Islanda

Un Modello in Crisi



FTA Online News, Milano, 16 Ott 2009 - 11:22

Fino all’autunno del 2008 l’Islanda era considerato uno dei paesi più ricchi ed evoluti del mondo. Lo scoppio della crisi dei mutui subprime ha però improvvisamente e drammaticamente messo in luce la fragilità di un sistema economico che, a partire dagli anni ’90 e dalle privatizzazioni inaugurate da David Oddsson, aveva forse puntato troppo sulla finanza e sui suoi meccanismi speculativi.

Da un’economia principalmente dedita alla pesca la terra del ghiaccio passa a un’economia fortemente orientata alla speculazione finanziaria internazionale. Il Krona, la moneta locale, è l’arma con la quale le principali banche del Paese attaccano i principali mercati internazionali, attirando con tassi d’interesse assolutamente vantaggiosi i capitali stranieri. Un tasso d’interesse della banca centrale del 5-6% contro il 3-4% dell’Europa e degli Stati Uniti o il tasso quasi nullo del Giappone consente ai correntisti stranieri di ottenere dei tassi attivi decisamente interessanti dalle banche islandesi.

Miliardi di dollari, sterline, euro e yen piovono sull’economia islandese. I giovani passano rapidamente dagli impieghi tradizionali nella pesca o nelle piccole industrie del Paese al lavoro in banca e nelle istituzioni finanziarie che finiscono per impiegare fino a quasi un terzo della popolazione. Il mercato immobiliare, in contemporanea, finisce per generare un’altra bolla speculativa.

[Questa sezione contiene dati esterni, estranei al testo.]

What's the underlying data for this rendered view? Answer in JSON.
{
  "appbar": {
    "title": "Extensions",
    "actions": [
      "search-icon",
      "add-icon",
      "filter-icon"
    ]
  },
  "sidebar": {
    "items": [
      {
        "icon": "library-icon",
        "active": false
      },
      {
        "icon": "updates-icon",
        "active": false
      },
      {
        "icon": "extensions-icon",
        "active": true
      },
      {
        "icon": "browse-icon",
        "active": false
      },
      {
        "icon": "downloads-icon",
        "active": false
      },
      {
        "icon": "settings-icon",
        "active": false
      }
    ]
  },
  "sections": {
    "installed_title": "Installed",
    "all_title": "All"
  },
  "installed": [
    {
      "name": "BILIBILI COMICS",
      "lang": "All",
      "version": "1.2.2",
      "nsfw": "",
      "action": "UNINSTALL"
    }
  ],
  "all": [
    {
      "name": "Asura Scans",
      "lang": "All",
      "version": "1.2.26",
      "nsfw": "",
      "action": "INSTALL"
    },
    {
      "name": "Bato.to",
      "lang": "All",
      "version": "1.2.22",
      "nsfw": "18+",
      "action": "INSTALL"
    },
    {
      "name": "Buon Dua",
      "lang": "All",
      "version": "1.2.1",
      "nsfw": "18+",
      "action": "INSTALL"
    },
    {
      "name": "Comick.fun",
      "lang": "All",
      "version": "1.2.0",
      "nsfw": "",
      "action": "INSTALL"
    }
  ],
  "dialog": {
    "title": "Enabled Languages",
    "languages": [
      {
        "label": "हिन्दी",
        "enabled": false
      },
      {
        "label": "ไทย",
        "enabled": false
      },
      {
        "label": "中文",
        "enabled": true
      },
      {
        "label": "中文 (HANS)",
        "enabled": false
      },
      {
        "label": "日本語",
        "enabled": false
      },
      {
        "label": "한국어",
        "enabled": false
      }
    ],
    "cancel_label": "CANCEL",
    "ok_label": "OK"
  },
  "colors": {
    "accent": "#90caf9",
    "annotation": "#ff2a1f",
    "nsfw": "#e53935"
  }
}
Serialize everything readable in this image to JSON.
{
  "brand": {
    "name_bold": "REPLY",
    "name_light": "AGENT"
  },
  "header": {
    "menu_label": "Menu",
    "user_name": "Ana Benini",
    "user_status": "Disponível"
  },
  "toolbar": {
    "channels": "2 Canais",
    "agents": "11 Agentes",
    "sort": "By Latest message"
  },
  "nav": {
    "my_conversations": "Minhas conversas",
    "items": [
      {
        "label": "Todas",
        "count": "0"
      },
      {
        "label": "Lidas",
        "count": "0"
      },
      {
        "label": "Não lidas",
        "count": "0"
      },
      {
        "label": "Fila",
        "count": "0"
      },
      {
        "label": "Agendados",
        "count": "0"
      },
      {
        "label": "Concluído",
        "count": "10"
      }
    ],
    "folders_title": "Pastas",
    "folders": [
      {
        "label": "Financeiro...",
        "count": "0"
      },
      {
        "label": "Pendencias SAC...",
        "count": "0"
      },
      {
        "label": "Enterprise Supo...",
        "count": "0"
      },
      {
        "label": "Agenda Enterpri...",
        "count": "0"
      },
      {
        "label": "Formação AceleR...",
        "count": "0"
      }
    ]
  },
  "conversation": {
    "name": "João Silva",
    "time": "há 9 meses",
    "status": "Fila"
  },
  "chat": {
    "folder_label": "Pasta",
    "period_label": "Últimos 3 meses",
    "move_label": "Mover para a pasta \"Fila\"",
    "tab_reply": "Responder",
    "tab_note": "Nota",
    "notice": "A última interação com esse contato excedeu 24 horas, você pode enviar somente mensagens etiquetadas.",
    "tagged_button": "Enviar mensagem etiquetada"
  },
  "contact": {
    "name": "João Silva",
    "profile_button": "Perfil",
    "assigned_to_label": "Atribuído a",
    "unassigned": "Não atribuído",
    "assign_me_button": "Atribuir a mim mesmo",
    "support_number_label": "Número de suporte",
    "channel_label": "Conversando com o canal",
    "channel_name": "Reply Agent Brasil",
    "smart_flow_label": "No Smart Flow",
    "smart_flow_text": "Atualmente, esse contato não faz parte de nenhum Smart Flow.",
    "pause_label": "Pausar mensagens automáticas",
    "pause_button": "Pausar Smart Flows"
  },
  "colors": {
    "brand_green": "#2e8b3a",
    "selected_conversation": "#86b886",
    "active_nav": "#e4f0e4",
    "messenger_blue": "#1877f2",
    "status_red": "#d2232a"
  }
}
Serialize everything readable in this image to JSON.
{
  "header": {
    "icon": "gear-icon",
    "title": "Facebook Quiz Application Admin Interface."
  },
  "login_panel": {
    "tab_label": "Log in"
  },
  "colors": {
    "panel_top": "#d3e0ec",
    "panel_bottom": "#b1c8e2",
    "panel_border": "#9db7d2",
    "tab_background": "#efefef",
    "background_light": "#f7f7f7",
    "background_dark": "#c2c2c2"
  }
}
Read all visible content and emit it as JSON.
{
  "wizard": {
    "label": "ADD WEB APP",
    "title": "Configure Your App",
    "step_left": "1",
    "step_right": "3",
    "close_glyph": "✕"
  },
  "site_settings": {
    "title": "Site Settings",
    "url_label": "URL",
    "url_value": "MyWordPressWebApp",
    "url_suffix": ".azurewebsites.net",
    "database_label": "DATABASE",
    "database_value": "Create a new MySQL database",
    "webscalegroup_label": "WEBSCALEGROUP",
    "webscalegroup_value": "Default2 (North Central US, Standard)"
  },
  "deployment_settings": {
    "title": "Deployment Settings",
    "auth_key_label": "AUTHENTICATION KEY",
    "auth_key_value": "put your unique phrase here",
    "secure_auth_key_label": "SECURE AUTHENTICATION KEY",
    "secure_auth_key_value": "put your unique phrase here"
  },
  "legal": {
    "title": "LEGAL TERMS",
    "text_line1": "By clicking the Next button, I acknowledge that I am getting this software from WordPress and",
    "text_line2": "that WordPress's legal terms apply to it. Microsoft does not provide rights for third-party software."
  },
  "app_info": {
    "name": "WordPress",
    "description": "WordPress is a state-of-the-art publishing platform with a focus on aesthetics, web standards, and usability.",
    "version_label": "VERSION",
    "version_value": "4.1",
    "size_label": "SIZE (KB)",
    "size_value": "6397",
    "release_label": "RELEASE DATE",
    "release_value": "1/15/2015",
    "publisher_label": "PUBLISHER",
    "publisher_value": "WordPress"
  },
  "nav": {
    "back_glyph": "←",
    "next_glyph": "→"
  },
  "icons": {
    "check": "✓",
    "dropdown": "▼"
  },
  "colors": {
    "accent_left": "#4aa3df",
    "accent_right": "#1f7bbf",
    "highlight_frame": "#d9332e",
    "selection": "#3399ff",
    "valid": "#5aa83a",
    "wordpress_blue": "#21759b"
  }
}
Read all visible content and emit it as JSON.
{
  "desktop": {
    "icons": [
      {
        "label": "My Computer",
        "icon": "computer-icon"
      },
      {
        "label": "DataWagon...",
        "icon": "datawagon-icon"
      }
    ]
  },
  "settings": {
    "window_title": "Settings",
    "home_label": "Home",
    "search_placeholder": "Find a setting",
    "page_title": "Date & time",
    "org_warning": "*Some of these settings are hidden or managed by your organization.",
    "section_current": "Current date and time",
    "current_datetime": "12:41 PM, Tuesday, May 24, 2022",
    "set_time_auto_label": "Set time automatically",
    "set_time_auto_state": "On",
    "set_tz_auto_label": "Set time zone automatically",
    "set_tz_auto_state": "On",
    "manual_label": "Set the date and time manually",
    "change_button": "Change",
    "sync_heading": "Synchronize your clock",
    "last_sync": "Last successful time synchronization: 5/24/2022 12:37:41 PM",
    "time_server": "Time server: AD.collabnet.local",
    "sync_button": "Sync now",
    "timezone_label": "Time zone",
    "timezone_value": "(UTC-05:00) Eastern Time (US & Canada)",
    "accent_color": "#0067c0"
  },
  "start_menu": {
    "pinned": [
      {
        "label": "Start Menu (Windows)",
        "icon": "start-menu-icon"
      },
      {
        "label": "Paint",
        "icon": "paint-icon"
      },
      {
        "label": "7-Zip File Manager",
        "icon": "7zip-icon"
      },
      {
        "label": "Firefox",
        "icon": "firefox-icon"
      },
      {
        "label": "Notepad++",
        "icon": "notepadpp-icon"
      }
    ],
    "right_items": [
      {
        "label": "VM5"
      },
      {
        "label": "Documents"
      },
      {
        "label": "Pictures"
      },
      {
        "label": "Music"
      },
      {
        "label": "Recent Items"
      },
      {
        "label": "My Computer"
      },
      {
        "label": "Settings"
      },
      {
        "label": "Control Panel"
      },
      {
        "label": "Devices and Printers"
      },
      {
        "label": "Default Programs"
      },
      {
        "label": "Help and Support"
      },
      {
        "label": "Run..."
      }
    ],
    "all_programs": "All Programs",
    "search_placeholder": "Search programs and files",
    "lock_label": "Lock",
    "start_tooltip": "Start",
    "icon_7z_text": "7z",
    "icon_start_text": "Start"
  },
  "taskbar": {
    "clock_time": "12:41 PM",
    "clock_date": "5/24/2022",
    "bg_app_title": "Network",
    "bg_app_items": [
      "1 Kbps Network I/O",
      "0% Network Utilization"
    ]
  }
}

A fine 2008 l’Islanda ha un Pil reale da circa 12-13 miliardi di dollari con una popolazione di 320 mila persone e asset nazionali e internazionali di dimensioni impressionanti se rapportate all’economia reale del Paese. Le principali tre banche del Paese hanno infatti sfruttato la forza del Krona per fare acquisizioni all’estero (principalmente in Svezia, Danimarca e Norvegia) grazie alla potenza di fuoco regalatagli dagli investitori stranieri che si sono aperti un remunerativo conto corrente presso di loro.

Proprio la crisi di liquidità dei mercati internazionali e il crollo dei listini finanziari mettono le banche islandesi con le spalle al muro sottraendogli improvvisamente i mezzi per ripagare i debiti di breve periodo e forzandole alla bancarotta e alla nazionalizzazione. Nel settembre del 2008 la terza banca dell’Isola, Glitnir, viene salvata dallo Stato che ne compra il 75% per 600 milioni di euro. Fra il 7 e il 9 ottobre l’Autorità di sorveglianza finanziaria islandese (FME) è costretta a commissariare la prima e la seconda banca del Paese, Kupthing e Landsbanki, rivelando al mondo il baratro di un’economia fino ad allora invidiata.

Mentre Standard & Poor’s riduce il giudizio sul debito allo status di un junk bond il 7 settembre l’Islanda decide di congelare i conti esteri. La Gran Bretagna legge la manovra, che di fatto impedisce a molti cittadini inglesi di ritirare il proprio denaro dai conti islandesi, come ostile e applica l’Atto Antiterrorismo varato in occasione dell’attentato alle Torri Gemelle congelando gli asset delle banche irlandesi nel Regno Unito. Il precipitare delle relazioni diplomatiche tra i due paesi sarà attenuato solo in parte dal risarcimento da quasi 4 miliardi di dollari che Reykjavik varerà in favore della Gran Bretagna e dell'Olanda.

Sempre nel 2008 l’inflazione, anche a causa dell’ondata di finanziamenti stranieri e di massa monetaria generatasi fino ad allora, vola al 14% circa contro le attese inferiori ai 3 punti percentuali. I tassi d’interesse della banca centrale volano fino al 18% del luglio del 2009 e solo il prestito da 2 miliardi di dollari da parte del Fondo Monetario Internazionale scongiura la bancarotta dell’intero Paese. L’uscita dei titoli finanziari olandesi dai panieri internazionali del Ftse e dell’Msci e il crollo della moneta esiliano di fatto Reykjavik dai mercati mondiali: è solo il corollario di una crisi che continua ancora oggi.

Verso la fine del 2009 la situazione del Paese appare ancora incerta, sebbene più stabile di quanto non fosse nell’autunno del 2008. Il primo ministro islandese Jóhanna Sigurdardóttir cerca di mediare con la comunità internazionale, con il Fondo Monetario e con i paesi alleati per traghettare il Paese fuori dalla crisi, ma le posizioni sui singoli dossier appaiono spesso distanti. Intanto, però, a Reykjavik molti giovani ex-broker che hanno perso il lavoro cercano di inventarsi una nuova strada, forse un nuovo Paese.